The George Bush he is most often identified with in family trees on Ancestry was born in
Garvestone in Norfolk and baptised there as George William Bush on the 30th March 1866 to
parents George Bush and Mary Ann Soones. They had married in the Mitford registration district
(which includes Yaxham and Garvestone) in 1853, and their daughter Ann Elizabeth was baptised
in Yaxham on the 3rd October 1858 when George is described as a Farmer. By 1866 when George
was baptised his father is an innkeeper in Garvestone, though newspaper reports of goings on at
the White Horse say he is a farmer and innkeeper. In the 1871 census Mary Ann is in Norwich,
described as an innkeeper and married, there’s no sign of George senior; she had another
daughter, Harriet Ann, born on the 11th August 1875, and baptised with no father’s name on 20th
September 1885. Mary Ann is a widow in the 1881 census, living with children George and Harriet;
George by this time is 16 and a tinware manufacturer.

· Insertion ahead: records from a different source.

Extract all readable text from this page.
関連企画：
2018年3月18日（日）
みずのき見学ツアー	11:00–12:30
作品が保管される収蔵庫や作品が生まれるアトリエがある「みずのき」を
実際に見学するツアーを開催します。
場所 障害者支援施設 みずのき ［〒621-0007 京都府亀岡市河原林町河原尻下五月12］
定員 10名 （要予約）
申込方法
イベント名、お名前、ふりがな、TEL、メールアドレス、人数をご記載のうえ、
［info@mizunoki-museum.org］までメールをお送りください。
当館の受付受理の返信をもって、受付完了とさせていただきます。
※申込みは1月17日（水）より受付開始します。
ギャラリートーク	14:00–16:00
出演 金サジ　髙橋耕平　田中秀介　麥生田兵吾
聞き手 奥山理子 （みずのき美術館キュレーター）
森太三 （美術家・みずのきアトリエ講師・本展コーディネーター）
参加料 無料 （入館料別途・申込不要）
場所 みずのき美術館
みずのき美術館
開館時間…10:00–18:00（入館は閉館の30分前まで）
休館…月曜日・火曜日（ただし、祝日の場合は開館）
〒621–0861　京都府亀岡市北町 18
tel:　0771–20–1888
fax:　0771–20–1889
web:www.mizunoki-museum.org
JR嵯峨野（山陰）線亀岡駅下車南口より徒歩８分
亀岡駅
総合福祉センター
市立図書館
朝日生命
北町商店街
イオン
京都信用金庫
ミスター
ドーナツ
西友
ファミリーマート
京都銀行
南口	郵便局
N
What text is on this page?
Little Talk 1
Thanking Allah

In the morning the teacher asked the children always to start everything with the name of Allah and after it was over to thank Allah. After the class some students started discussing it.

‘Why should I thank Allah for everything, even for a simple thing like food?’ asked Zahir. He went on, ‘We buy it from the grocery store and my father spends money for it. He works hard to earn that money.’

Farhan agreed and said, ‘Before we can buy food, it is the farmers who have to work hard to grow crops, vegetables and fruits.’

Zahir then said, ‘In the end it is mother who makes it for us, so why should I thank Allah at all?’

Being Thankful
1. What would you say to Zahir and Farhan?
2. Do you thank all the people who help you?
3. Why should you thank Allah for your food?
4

I know three years is a long time but I find it hard to believe he went from this to living in Surrey,
working as a clerk, joining the militia and extending his name. His father was not a commercial
traveller, though the first George Watson Stacy Bush was in 1881, and it might be a coincidence
that the second George Watson Stacy Bush married in Hackney where the first George Watson
Stacy Bush worked from before 1881. The first George Watson Stacy Bush would have been 18 in
1864, and was living at home with his parents still in Norwich, working as a Collecting Clerk. You
can probably guess what I’m thinking … The second George Watson Stacy Bush was possibly born
with a different surname and though perhaps supported by his father’s family grew up away from
Norwich. They must have maintained contact for him to take on his full father’s name by the time
he enlisted; did he say his father’s name was George William Bush on his marriage to spare the
blushes of the local registration clerk?